Parecía que hacía tan solo unos
minutos que había estado con ella, y así era: ciento treinta y siete minutos.
Ahora estaba en el aeropuerto, siguiendo a Pablo y Ana hasta la puerta de
embarque, y pensaba en aquel momento casi mágico.
Todavía sentía el óleo rasgando la
tela sobre la que la pintaba. Todavía la veía completamente desnuda sentada
sobre el borde la cama, sin posar, solo mirándole como una especie de animalillo
que no supo descifrar. La única norma era no hablar; a ella no le supuso un
gran esfuerzo: era muda. Se comunicaban por gestos, pues aparte de no poder
hablar, prefería observar que escuchar. Amaba febrilmente el silencio. Él se
había sentado junto a ella con el lienzo sobre las piernas, a ratos se lo
enseñaba por si tenía alguna sugerencia y ella le señalaba las partes que aún
quedaban por dibujar. Como si pensara que fuera a dejar el dibujo sin terminar,
le miraba a los ojos y deslizaba su mano, sin tocarse, sobre sus hombros y
brazos, sobre su cintura o sus piernas. Él asentía entonces y seguía
plasmándola en la tela: a cada instante se volvía más imperiosa la necesidad de
hacerla inmortal.
Recordaba su fino pelo negro, cortado
por encima del hombro como si la hubieran arrebatado algo, sus pechos cayendo
sobre las costillas y su piel delgada… Apoyaba las manos sobre el filo de la
cama como si fuera el ser más delicado del mundo. Y no podía pronunciar
palabra, el mundo la había privado de ese don y eso era cruel. Muy
cruel. Así que ahora odiaba a Dios más que nunca, pues en cambio le había
concedido el don de un silencio forzado, la había condenado. Aunque quién sabe
si era eso lo que le hacía infeliz. Apenas pudo leer en sus ojos, intentaba
mirarlos lo justo porque no quería perderse en tanta tristeza, melancolía, inocencia,
o lo que sea que guardaran. Aun así el deseo de mirarlos le traicionaba, y por
momentos se olvidaba de que estaba desnuda, solo existían ellos bajo sus
pestañas, que simulaban protegerlos como un velo. Se imaginó cómo sería su voz.

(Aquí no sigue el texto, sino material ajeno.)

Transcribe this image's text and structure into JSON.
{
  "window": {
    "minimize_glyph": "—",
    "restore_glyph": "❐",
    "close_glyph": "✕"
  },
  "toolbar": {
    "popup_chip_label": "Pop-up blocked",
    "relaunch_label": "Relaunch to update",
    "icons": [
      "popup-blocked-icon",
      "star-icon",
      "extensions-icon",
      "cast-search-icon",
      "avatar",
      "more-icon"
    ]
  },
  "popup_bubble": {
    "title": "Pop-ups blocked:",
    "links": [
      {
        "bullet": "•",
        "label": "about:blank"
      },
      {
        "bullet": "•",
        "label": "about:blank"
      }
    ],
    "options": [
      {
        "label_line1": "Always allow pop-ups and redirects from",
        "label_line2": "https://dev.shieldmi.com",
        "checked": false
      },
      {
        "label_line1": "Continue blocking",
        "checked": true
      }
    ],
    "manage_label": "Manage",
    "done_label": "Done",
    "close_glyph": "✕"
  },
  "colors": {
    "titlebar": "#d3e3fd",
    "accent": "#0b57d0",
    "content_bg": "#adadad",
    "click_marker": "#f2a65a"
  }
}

A pesar de que de vez en cuando
le enseñara el lienzo, ella le había dado libertad para dibujarla como
quisiera, es decir, no había mutilado su imaginación. Conforme pasaba el tiempo
él se iba concentrando más en su labor y pronto dejó de mostrar lo que pintaba,
ella, obviamente, no dijo nada, pero tampoco se mostró molesta, simplemente
le dejó hacer. En realidad no sabía muy bien lo que hacía, parecía que
alguien se había apoderado de su mano de alguna manera y dibujaba por él, como
si aquel cuadro estuviera destinado a nacer desde el principio de los tiempos. El resultado fue sencillo pero no
por ello menos sublime. La chica aparecía sobre el lienzo tal y como estaba:
sentada desnuda sobre el borde de la cama, con la diferencia de que en su mano
derecha sostenía un espejo que reflejaba su rostro con los ojos cerrados -
aunque los tuviera abiertos-, como si estuviera soñando desde algún lugar
divino, pues la pintura parecía estar rodeada de un aura celestial y, sin
embargo, algo siniestra.
Adrián tenía prisa por coger el
avión, de modo que, contra su voluntad, no pudo demorarse mucho más en aquella
habitación de la casa, que encerraba a la chica como si se tratase de
una prisión desde la que no podía gritar para pedir ayuda. Satisfechos con el trabajo, procedieron a despedirse. Ella le pagó,
se dieron dos besos, se miraron otro momento y finalmente se separaron. Él no
sabía que al salir a la calle le había observado tras las cortinas. Cuando le
perdió de vista, la chica se tumbó en la cama y entró en una especie de trance.
Soñó con un lugar, una pantalla y un número.
Después fue entreabriendo los ojos
vagamente, viendo el techo aparecer y desaparecer, y una vez despierta del todo se vio arrastrada, consciente pero de forma casi involuntaria, hasta el
aeropuerto de la ciudad. No sabía por qué ni para qué, pero sabía exactamente
qué billete tenía que coger. Y lo cogió.